2.『北タイ』(明40. 4 .25)より作成。

 ところでこれら娼妓たちの出身地であるが、表14は大正二年四月現在の三一九人の内訳である。道内がもっとも多いのはうなずけるとしても、宮城・新潟・青森・山形・秋田・岩手といった東北・北陸地方出身者の多いのには改めて驚かされる。この原因は、貸座敷営業主がそれらの地方出身者が多く、ゆえに故郷から娼妓を抱入れてくることにあった。
表-14 出身地別娼妓数(大2.4現在)
出身地娼妓出身地娼妓
北海道104人秋田県20人
宮城県61岩手県13
新潟県52東京府2
青森県40香川県1
山形県26合計319
『北タイ』(大2.5.8)より作成。

 なお、薄野遊廓にはいわゆる「女紅場(じよこうば)」(娼妓更正のための教育施設)は設けられなかったが、三十三年の娼妓自由廃業続出後娼妓引止策の一つとして、薄野貸座敷組合は四十一年十一月駆梅院内に娼妓学校を開校、家政学の一般や職業学校程度の手芸も加える予定で毎週一回の授業が開始された。
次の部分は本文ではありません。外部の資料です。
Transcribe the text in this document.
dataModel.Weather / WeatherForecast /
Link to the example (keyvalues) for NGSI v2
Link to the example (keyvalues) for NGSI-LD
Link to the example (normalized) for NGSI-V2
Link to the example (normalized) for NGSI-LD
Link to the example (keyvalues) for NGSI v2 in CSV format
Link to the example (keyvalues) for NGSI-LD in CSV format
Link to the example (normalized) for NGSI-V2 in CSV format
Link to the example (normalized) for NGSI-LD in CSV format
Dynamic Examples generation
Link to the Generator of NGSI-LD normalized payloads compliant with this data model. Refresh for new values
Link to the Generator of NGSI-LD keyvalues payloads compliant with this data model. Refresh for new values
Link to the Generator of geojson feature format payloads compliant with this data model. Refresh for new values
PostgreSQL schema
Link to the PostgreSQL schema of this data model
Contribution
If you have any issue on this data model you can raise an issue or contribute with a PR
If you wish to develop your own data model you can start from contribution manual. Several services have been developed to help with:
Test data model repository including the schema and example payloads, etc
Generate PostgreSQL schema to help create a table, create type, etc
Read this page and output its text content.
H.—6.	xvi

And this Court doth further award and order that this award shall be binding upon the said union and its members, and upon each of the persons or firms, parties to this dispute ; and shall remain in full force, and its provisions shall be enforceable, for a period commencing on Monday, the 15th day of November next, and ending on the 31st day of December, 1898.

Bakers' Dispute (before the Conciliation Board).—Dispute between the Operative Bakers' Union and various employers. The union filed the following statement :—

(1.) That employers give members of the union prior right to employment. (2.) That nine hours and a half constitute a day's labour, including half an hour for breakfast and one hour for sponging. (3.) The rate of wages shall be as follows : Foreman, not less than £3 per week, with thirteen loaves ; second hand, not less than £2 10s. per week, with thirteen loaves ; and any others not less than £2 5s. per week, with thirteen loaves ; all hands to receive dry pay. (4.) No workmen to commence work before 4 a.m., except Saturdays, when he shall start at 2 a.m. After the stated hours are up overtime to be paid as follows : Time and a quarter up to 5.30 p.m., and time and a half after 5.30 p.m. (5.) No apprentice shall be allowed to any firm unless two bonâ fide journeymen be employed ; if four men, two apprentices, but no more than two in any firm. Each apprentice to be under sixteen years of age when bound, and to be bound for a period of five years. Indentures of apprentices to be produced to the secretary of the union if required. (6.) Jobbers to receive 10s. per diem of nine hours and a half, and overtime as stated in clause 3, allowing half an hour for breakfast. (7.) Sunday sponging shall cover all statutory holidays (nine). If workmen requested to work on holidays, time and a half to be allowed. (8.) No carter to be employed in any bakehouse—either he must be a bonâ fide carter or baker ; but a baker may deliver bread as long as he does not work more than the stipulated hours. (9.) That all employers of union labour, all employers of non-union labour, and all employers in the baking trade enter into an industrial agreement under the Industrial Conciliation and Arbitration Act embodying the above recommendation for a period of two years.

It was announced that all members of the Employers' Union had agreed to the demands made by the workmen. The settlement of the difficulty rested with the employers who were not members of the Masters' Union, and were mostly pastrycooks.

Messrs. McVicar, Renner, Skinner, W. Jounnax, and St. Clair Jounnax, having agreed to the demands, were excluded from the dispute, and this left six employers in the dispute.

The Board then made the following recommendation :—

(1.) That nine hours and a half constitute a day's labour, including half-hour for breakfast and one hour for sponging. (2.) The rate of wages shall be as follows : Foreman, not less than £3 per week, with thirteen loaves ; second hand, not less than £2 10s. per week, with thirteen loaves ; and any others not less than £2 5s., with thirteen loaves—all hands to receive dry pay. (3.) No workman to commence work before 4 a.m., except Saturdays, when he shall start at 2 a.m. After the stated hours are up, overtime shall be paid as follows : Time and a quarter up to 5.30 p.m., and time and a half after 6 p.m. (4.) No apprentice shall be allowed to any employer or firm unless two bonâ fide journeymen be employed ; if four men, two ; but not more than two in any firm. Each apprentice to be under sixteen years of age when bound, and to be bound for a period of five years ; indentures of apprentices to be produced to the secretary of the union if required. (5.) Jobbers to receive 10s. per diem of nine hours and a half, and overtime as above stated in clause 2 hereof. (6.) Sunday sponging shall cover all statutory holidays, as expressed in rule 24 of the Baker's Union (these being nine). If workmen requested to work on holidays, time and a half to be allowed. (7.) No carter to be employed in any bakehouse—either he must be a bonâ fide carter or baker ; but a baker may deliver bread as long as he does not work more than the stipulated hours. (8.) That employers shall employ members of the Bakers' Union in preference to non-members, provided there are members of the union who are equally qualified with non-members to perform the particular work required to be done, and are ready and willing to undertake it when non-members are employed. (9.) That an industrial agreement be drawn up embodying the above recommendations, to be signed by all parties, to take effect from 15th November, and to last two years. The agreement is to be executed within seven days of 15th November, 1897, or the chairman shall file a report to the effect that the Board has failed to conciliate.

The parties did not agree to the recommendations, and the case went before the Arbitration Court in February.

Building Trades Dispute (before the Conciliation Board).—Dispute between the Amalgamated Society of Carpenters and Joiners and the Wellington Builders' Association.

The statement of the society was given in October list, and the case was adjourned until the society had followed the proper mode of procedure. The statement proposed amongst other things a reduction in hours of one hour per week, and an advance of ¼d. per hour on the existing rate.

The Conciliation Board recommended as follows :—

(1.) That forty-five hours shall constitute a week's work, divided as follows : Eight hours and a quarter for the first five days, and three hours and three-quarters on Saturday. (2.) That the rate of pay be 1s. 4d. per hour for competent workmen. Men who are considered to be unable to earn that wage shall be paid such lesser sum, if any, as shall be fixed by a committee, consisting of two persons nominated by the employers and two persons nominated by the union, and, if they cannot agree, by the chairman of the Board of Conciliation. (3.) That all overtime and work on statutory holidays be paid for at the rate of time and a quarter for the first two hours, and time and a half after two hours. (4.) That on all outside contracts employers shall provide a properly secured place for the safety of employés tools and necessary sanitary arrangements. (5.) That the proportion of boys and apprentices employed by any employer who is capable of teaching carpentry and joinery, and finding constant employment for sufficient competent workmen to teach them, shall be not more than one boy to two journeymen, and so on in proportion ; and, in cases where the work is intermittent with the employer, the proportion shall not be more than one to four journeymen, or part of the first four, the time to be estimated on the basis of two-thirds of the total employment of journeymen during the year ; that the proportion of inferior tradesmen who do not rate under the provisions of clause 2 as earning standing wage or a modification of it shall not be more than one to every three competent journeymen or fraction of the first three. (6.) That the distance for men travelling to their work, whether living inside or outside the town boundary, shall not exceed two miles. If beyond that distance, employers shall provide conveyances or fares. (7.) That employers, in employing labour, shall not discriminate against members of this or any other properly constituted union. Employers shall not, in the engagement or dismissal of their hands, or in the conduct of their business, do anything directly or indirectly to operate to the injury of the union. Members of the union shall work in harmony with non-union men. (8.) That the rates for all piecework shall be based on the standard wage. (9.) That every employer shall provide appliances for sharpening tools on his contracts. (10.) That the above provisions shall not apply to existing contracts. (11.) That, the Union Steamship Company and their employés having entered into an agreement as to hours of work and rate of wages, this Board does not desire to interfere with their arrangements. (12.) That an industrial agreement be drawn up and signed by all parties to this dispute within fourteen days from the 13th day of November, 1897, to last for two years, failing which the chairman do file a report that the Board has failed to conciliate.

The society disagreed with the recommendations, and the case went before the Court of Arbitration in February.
最初九九人であったが、翌年五月に三四人も増え、一時隆盛であった。授業料一人一五銭は営業主の負担で、教師には北海道女子職業学校校主の宇野伊三郎夫妻を招き、差し当たり裁縫の一科目を教えていた。しかし、四十二年十一月頃には受講する娼妓が減少し、わずか二九人、場合によっては六、七人というありさまであった。これは営業主が、稼業大事のあまり通学には積極的でなかったからのようである(北タイ 明42・11・3~6)。ちなみに当時の娼妓の教育程度の調査によると表15のごとくであった。
表-15 娼妓の教育程度(明42.11現在)
教育程度人数
高等小学校卒34人
尋常小学校卒80
就学経験者140
読書できる者180
書面を書ける者180
算術ができる者100
自分の姓名を書ける者250
筝曲を習った者13
生花・茶道を習った者13
針を持ったことのない者200
延べ合計数1190
『北タイ』(明42.11. 6)より作成。